Diario del centinela, capítulo XXIV: Quietud.
Cuesta creer y hacer creer, pero ya poco me importa lo que crean los demás, tan sólo lo que yo creo. La ciudad están en calma, en perfecta quietud tras el anochecer. Los habitantes se han retirado a refugiarse en el sueño mientras los centinelas quedamos despiertos, haciendo guardia hasta que el sol nos releve.
Es invierno, el frío siempre fue mi debilidad. Esta noche sopla una leve brisa, no demasiado fría, que me permite pensar con claridad en vez de pasarme las horas quejándome y buscando el leve alivio del fuego de las antorchas. Esta noche me refugio en las tinieblas mientras mantengo la vista clavada en el deber, en el inexistente movimiento dentro y fuera de las murallas.
Cuesta creer, pero ahora lo creo, lo veo claro. Las murallas y los centinelas somos la misma cosa, tan sólo piedra fría que acaba desgastándose y sustituida, fragmentos débiles en equilibrio precario. Nuestras defensas son sólidas ergo frágiles. Por muy firmes que pretendamos mantenernos siempre, más tarde o más temprano, acabamos quebrándonos y rompiéndonos. Quedamos tan sólo siendo polvo, arena con la que alguien contará el tiempo en la que un centinela es sustituido por otro, en la que una muralla caída sustituirá a otra.

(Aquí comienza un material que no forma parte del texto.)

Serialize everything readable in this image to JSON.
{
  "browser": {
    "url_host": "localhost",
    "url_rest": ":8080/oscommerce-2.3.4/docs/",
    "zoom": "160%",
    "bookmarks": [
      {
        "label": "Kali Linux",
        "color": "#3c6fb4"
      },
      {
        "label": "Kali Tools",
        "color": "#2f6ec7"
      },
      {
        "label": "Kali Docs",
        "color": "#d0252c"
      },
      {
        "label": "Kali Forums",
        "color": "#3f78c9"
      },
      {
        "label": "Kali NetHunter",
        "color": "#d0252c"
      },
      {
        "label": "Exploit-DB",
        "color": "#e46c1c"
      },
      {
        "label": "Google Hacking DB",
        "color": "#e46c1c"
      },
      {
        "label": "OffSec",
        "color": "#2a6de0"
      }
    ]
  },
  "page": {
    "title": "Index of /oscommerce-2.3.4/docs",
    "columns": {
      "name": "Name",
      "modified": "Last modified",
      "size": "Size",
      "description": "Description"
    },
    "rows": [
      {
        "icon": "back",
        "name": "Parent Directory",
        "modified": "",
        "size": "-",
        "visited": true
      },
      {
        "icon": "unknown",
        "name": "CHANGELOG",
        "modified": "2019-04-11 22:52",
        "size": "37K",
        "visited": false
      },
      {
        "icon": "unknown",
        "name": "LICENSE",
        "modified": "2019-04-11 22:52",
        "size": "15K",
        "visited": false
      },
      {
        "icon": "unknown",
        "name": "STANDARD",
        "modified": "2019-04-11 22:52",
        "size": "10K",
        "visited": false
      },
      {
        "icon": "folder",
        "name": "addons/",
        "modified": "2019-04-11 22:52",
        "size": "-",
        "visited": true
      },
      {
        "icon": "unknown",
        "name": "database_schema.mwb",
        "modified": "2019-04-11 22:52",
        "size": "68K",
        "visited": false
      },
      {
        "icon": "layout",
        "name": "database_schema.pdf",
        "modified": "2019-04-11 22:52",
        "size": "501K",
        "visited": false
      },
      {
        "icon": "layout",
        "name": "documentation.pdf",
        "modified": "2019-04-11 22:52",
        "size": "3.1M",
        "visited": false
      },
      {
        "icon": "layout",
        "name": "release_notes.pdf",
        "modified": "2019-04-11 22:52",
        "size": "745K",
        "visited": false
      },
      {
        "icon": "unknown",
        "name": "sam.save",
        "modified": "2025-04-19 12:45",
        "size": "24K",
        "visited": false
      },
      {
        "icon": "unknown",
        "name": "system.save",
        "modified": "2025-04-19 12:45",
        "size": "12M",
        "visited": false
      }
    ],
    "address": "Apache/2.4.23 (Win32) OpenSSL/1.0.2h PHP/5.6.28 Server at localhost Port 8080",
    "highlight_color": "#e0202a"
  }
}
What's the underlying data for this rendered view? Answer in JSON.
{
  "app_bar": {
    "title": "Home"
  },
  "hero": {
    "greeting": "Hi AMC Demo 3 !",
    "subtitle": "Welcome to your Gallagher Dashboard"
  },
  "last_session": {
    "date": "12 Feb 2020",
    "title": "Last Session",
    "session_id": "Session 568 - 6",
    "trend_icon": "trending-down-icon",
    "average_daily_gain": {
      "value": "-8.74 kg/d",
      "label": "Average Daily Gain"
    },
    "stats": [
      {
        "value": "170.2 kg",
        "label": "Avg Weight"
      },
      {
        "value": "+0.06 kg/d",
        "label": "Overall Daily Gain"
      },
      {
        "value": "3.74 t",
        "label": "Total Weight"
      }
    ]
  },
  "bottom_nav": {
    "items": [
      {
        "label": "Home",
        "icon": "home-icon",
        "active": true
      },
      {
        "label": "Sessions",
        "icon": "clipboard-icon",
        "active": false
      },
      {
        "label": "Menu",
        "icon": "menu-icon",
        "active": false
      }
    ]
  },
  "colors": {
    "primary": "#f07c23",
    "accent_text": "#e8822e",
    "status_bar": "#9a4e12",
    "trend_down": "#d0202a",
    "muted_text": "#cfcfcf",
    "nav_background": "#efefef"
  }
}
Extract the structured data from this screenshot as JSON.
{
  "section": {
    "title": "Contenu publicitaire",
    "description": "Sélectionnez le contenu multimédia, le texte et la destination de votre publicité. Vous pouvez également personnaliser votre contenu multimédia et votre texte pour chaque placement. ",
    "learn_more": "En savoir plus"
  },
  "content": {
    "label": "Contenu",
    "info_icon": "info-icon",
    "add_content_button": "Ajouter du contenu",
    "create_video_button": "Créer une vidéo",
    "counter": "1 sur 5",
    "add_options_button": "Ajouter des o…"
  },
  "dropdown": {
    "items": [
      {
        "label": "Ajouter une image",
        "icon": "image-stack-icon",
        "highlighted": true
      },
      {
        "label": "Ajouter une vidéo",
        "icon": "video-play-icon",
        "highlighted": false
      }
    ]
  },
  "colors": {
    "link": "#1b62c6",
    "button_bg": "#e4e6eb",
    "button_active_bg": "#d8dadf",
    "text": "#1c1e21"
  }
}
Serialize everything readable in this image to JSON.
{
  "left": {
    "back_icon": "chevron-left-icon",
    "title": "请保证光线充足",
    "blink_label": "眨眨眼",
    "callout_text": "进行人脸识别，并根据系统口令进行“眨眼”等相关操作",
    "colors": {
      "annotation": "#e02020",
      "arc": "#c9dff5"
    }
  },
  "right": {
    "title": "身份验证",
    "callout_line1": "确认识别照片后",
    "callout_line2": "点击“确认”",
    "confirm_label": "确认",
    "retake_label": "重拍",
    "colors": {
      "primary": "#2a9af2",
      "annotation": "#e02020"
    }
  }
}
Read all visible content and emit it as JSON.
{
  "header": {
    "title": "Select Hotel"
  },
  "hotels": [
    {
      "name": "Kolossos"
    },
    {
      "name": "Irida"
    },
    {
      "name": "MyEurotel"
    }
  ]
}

Observo las casas desde la oscuridad. Imagino a toda esa gente roncando a pierna suelta. Imagino que no dormirían tan bien de saber lo que ahora sé. Están totalmente desprotegidos, tan totalmente expuestos como cualquiera de los de mi oficio. Las murallas son sólo piedras amontonadas, las puertas son simple madera siendo carcomida por las termitas, los centinelas somos miedo empuñando espadas.
Cuando un escudo se rompe el soldado sufre antes de recibir la estocada, ya sabe lo que se le avecina. Estoy en la quietud de las tinieblas, alejado del calor de las antorchas y de la camaradería, pasando frío, a solas apoyado en mi lanza, llorando con todas las defensas destrozadas, pero en la completa oscuridad, alejado de todo. A mi sólo se me puede ver sangrar, nunca llorar.
A lo lejos se alza un grito y el aullido de un perro. La quietud está rota. La muralla tiembla, ¿o soy yo?